Is Iran’s IRGC Expanding Its Foot In The Police’s Boot?
A senior official of Iran’s Revolutionary Guards (IRGC) on Tuesday [February 16] said the Guards had become “more seriously involved” in domestic security on the instructions of Supreme Leader Ali Khamenei.
“The enemy uses every cleft [to get in and] mess up things in the country so there must be preparation [to counter it],” Acting Commander-in-Chief of the Imam Ali Central Security Headquarters, Brigadier-General Gholam-Hossein Gheybparvar, said during a visit to South Khorasan Province.
Imam Ali Central Security Headquarters is an IRGC unit responsible for the volunteer paramilitary Imam Ali Brigades of the Basij, who are trained as riot police and under IRGC command.

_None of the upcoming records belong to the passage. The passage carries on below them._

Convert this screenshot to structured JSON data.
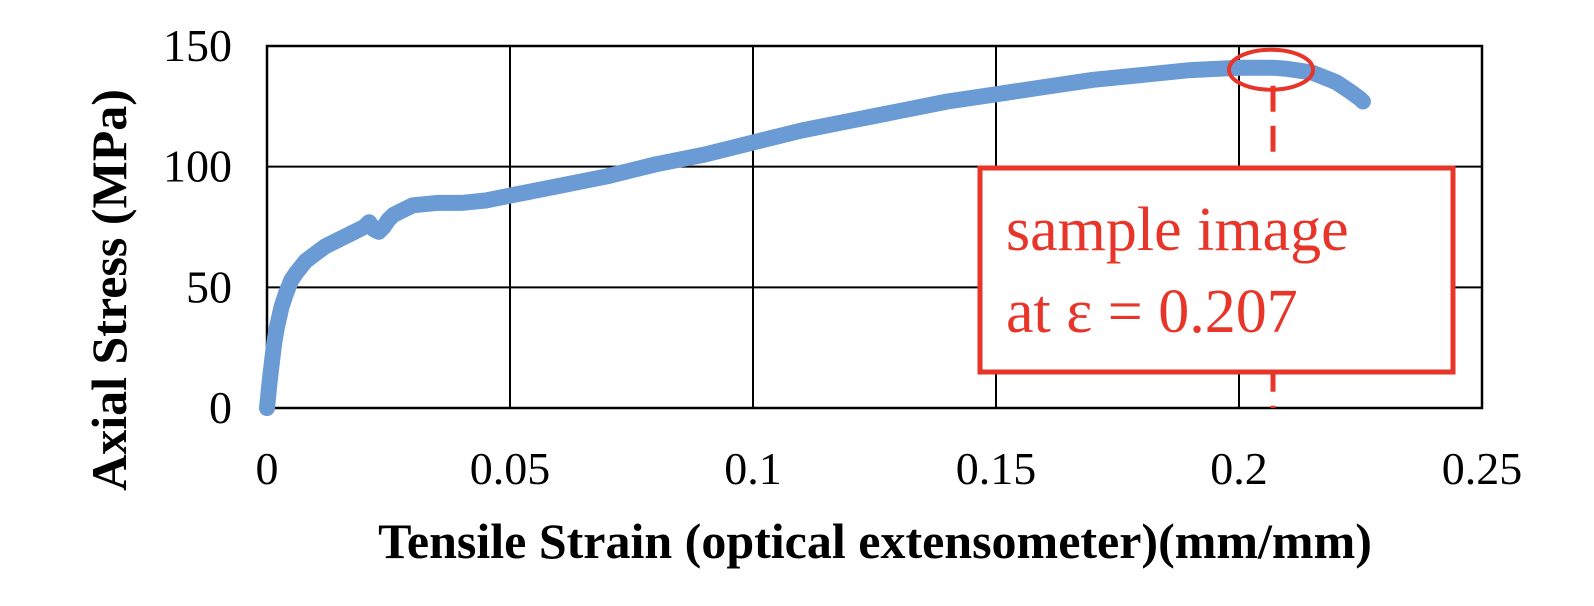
{
  "chart_data": {
    "type": "line",
    "title": "",
    "xlabel": "Tensile Strain (optical extensometer)(mm/mm)",
    "ylabel": "Axial Stress (MPa)",
    "xlim": [
      0,
      0.25
    ],
    "ylim": [
      0,
      150
    ],
    "x_ticks": [
      0,
      0.05,
      0.1,
      0.15,
      0.2,
      0.25
    ],
    "x_tick_labels": [
      "0",
      "0.05",
      "0.1",
      "0.15",
      "0.2",
      "0.25"
    ],
    "y_ticks": [
      0,
      50,
      100,
      150
    ],
    "y_tick_labels": [
      "0",
      "50",
      "100",
      "150"
    ],
    "grid": true,
    "legend": "none",
    "series": [
      {
        "color": "#6a9bd4",
        "x": [
          0.0,
          0.0005,
          0.001,
          0.0015,
          0.002,
          0.003,
          0.004,
          0.005,
          0.006,
          0.008,
          0.01,
          0.012,
          0.015,
          0.018,
          0.02,
          0.021,
          0.022,
          0.023,
          0.024,
          0.025,
          0.026,
          0.028,
          0.03,
          0.035,
          0.04,
          0.045,
          0.05,
          0.06,
          0.07,
          0.08,
          0.09,
          0.1,
          0.11,
          0.12,
          0.13,
          0.14,
          0.15,
          0.16,
          0.17,
          0.18,
          0.19,
          0.2,
          0.207,
          0.21,
          0.215,
          0.22,
          0.223,
          0.225,
          0.2255
        ],
        "y": [
          0,
          10,
          19,
          27,
          33,
          42,
          48,
          53,
          56,
          61,
          64,
          67,
          70,
          73,
          75,
          77,
          74,
          73,
          75,
          78,
          80,
          82,
          84,
          85,
          85,
          86,
          88,
          92,
          96,
          101,
          105,
          110,
          115,
          119,
          123,
          127,
          130,
          133,
          136,
          138,
          140,
          141,
          141,
          140.5,
          139,
          135,
          131,
          128,
          127
        ]
      }
    ],
    "annotations": [
      {
        "type": "text-box",
        "lines": [
          "sample image",
          "at ε = 0.207"
        ],
        "color": "#e8352a"
      },
      {
        "type": "ellipse-marker",
        "x": 0.207,
        "y": 141,
        "color": "#e8352a"
      },
      {
        "type": "dashed-vline",
        "x": 0.207,
        "color": "#e8352a"
      }
    ]
  }
}
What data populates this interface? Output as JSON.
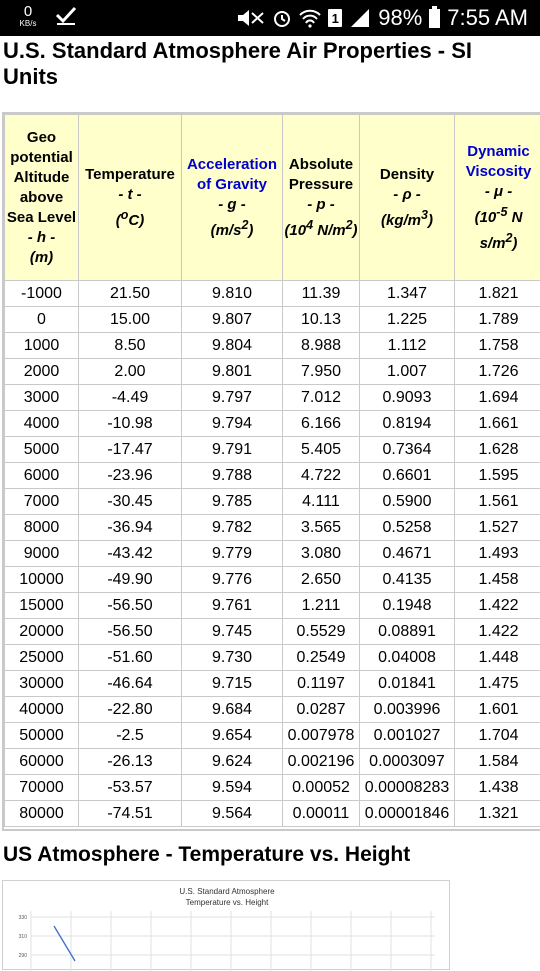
{
  "status_bar": {
    "speed_value": "0",
    "speed_unit": "KB/s",
    "sim": "1",
    "battery": "98%",
    "time": "7:55 AM"
  },
  "page_title": "U.S. Standard Atmosphere Air Properties - SI Units",
  "table": {
    "headers": [
      {
        "name": "Geo potential Altitude above Sea Level",
        "symbol": "- h -",
        "unit": "(m)"
      },
      {
        "name": "Temperature",
        "symbol": "- t -",
        "unit": "(oC)"
      },
      {
        "name": "Acceleration of Gravity",
        "symbol": "- g -",
        "unit": "(m/s2)"
      },
      {
        "name": "Absolute Pressure",
        "symbol": "- p -",
        "unit": "(104 N/m2)"
      },
      {
        "name": "Density",
        "symbol": "- ρ -",
        "unit": "(kg/m3)"
      },
      {
        "name": "Dynamic Viscosity",
        "symbol": "- μ -",
        "unit": "(10-5 N s/m2)"
      }
    ],
    "rows": [
      [
        "-1000",
        "21.50",
        "9.810",
        "11.39",
        "1.347",
        "1.821"
      ],
      [
        "0",
        "15.00",
        "9.807",
        "10.13",
        "1.225",
        "1.789"
      ],
      [
        "1000",
        "8.50",
        "9.804",
        "8.988",
        "1.112",
        "1.758"
      ],
      [
        "2000",
        "2.00",
        "9.801",
        "7.950",
        "1.007",
        "1.726"
      ],
      [
        "3000",
        "-4.49",
        "9.797",
        "7.012",
        "0.9093",
        "1.694"
      ],
      [
        "4000",
        "-10.98",
        "9.794",
        "6.166",
        "0.8194",
        "1.661"
      ],
      [
        "5000",
        "-17.47",
        "9.791",
        "5.405",
        "0.7364",
        "1.628"
      ],
      [
        "6000",
        "-23.96",
        "9.788",
        "4.722",
        "0.6601",
        "1.595"
      ],
      [
        "7000",
        "-30.45",
        "9.785",
        "4.111",
        "0.5900",
        "1.561"
      ],
      [
        "8000",
        "-36.94",
        "9.782",
        "3.565",
        "0.5258",
        "1.527"
      ],
      [
        "9000",
        "-43.42",
        "9.779",
        "3.080",
        "0.4671",
        "1.493"
      ],
      [
        "10000",
        "-49.90",
        "9.776",
        "2.650",
        "0.4135",
        "1.458"
      ],
      [
        "15000",
        "-56.50",
        "9.761",
        "1.211",
        "0.1948",
        "1.422"
      ],
      [
        "20000",
        "-56.50",
        "9.745",
        "0.5529",
        "0.08891",
        "1.422"
      ],
      [
        "25000",
        "-51.60",
        "9.730",
        "0.2549",
        "0.04008",
        "1.448"
      ],
      [
        "30000",
        "-46.64",
        "9.715",
        "0.1197",
        "0.01841",
        "1.475"
      ],
      [
        "40000",
        "-22.80",
        "9.684",
        "0.0287",
        "0.003996",
        "1.601"
      ],
      [
        "50000",
        "-2.5",
        "9.654",
        "0.007978",
        "0.001027",
        "1.704"
      ],
      [
        "60000",
        "-26.13",
        "9.624",
        "0.002196",
        "0.0003097",
        "1.584"
      ],
      [
        "70000",
        "-53.57",
        "9.594",
        "0.00052",
        "0.00008283",
        "1.438"
      ],
      [
        "80000",
        "-74.51",
        "9.564",
        "0.00011",
        "0.00001846",
        "1.321"
      ]
    ]
  },
  "section_heading": "US Atmosphere - Temperature vs. Height",
  "chart_preview": {
    "title_line1": "U.S. Standard Atmosphere",
    "title_line2": "Temperature vs. Height",
    "y_ticks": [
      "330",
      "310",
      "290"
    ]
  }
}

The brigades played a big role suppressing urban protests in recent years alongside the Special Unit of the Law Enforcement Forces (NAJA), which according to Iran International analyst Morad Vaisibiame is “as old as dissent in the Islamic Republic.”
Hundreds were killed and thousands arrested in unrest in November 2019 by security forces including IRGC Intelligence, NAJA and the Intelligence Ministry. In a speech in Shiraz on November 26 Gheybparvar, a former commander of the Basij militia, denounced “rioters” and “terrorists.”
IRGC involvement in homeland security is not without controversy. Some argue the Guards confine their role to military matters and not operate in parallel to NAJA, the general police, or the Intelligence Ministry. But IRGC that has expanded its role into many other spheres argues it should employ a wide understanding of security to counter threats. Iran’s hardliners do not recognize popular protest as a domestic phenomenon and always argue that it is fomented by “enemies” abroad.
“The IRGC is responsible for national security including counter-terrorism and will act against anything that threatens national security and interests,” Kamal Dehghani, a former chairman of the Parliament’s National Security Committee said in January 30 2018. Hence cooperation between the IRGC and NAJA had advantages: “Assisting each other to maintain order and public security doesn’t cream a problem.”
In line with such thinking, the IRGC has expanded its Razaviyoun Security Patrols in several provinces, including Tehran Province, since the November 2019 unrest. Razaviyoun are basically neighborhood patrols that operate alongside, or in parallel to, the police with authority to set up checkpoints and search people or vehicles.
In May 2019, the IRGC and NAJA agreed a memorandum on Razaviyoun patrols stipulating they should always operate alongside and in conjunction with NAJA patrols. The reformist Zeitoon website ran an article in September − headlined Razaviyoun: IRGC’s Foot in NAJA’s Shoe – suggesting the memorandum was being flouted.
“It not far-fetched to think that the IRGC’s new arm (Razaviyoun) starts with working in parallel and ‘in cooperation’ with NAJA and gradually pushes it back to become main law enforcement body in the area of urban security,” the website noted.